The retrial comes after another of the #MeToo era’s most prominent men accused of serial sexual abuse, the comedian Bill Cosby, had his conviction for sexual assault overturned in 2021. It is also being held in the shadow of the impending, high-profile criminal sex-trafficking and prostitution case against Sean “Puffy” Combs, set to begin in May.
Ahead of Weinstein’s retrial, trial judge Curtis Farber has made a number of rulings over evidence and testimony.
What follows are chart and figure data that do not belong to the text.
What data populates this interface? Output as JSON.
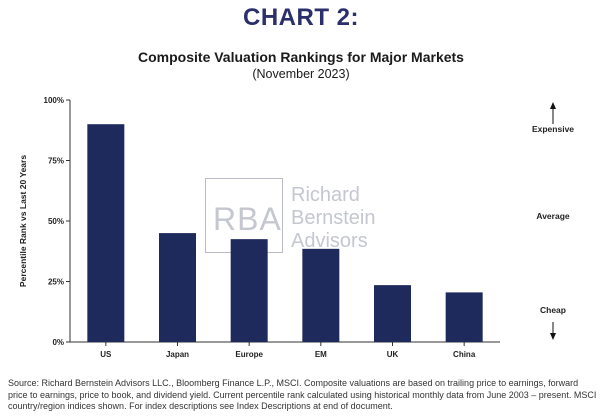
{
  "header": {
    "chart_label": "CHART 2:",
    "title": "Composite Valuation Rankings for Major Markets",
    "subtitle": "(November 2023)"
  },
  "watermark": {
    "logo_text": "RBA",
    "name_lines": [
      "Richard",
      "Bernstein",
      "Advisors"
    ]
  },
  "scale_labels": {
    "top": "Expensive",
    "middle": "Average",
    "bottom": "Cheap"
  },
  "footer": {
    "source": "Source:  Richard Bernstein Advisors LLC., Bloomberg Finance L.P., MSCI. Composite valuations are based on trailing price to earnings, forward price to earnings, price to book, and dividend yield. Current percentile rank calculated using historical monthly data from June 2003 – present. MSCI country/region indices shown. For index descriptions see Index Descriptions at end of document."
  },
  "colors": {
    "bar": "#1f2a5c",
    "title_accent": "#2b2f6b",
    "axis": "#333333"
  },
  "chart_data": {
    "type": "bar",
    "title": "Composite Valuation Rankings for Major Markets",
    "subtitle": "(November 2023)",
    "categories": [
      "US",
      "Japan",
      "Europe",
      "EM",
      "UK",
      "China"
    ],
    "values": [
      0.9,
      0.45,
      0.425,
      0.385,
      0.235,
      0.205
    ],
    "ylabel": "Percentile Rank vs Last 20 Years",
    "xlabel": "",
    "ylim": [
      0,
      1
    ],
    "yticks": [
      0,
      0.25,
      0.5,
      0.75,
      1.0
    ],
    "ytick_labels": [
      "0%",
      "25%",
      "50%",
      "75%",
      "100%"
    ],
    "grid": false,
    "legend": "none"
  }
}
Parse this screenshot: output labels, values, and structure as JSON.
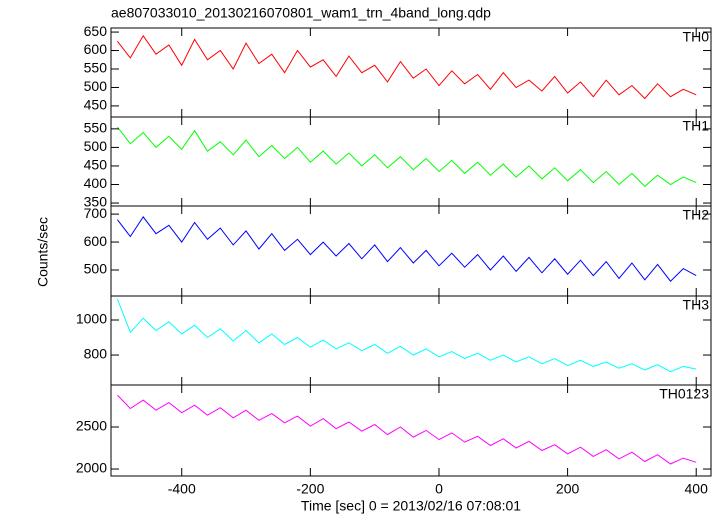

He granted a prosecution request to call Dawn Hughes, an expert witness on the psychological effects of rape and sexual assault, and said an accuser who also testified in the first trial will be allowed to use the word “force” in her testimony even thought he was previously acquitted of first-degree rape, a charge that requires proof of “forcible compulsion”.
Farber also granted a defense request to strike the term “survivor” to describe Weinstein’s accusers – they will now be referred to as a “complaining witnesses”.
The case jurors will hear centers the accusations of three women: a production assistant who alleges Weinstein forcibly performed oral sex on her in 2006; an aspiring actor who alleges she was raped in 2013; and a new accuser who alleges Weinstein forced oral sex on her in a Manhattan hotel room in 2006.
Weinstein’s attorneys claim that the additional charge, filed in September, is prejudicial, claiming that prosecutors kept it out of the first trial so they could use it, if needed, in a second.
Weinstein continued to bring himself back into the public eye last week, weighing in on another contemporary civil claim between the actor Blake Lively and director Justin Baldoni, claiming that Baldoni was stitched up by the New York Times, just as he asserts he had been when it reported on the sexual abuse claims against them.
“They did the same thing: cherrypicked what fit their story and ignored critical context and facts that could have challenged the narrative,” Weinstein told TMZ.
In response, however, the Times pointed to a letter of apology Weinstein issued after its story was published and in which he spoke of his “regret” and “remorse” over his behavior toward women.
Weinstein’s legal team seems to be betting that his retrial will unfold in a US very different from the one in which his first case did. A New York jury will decide if it is right or not.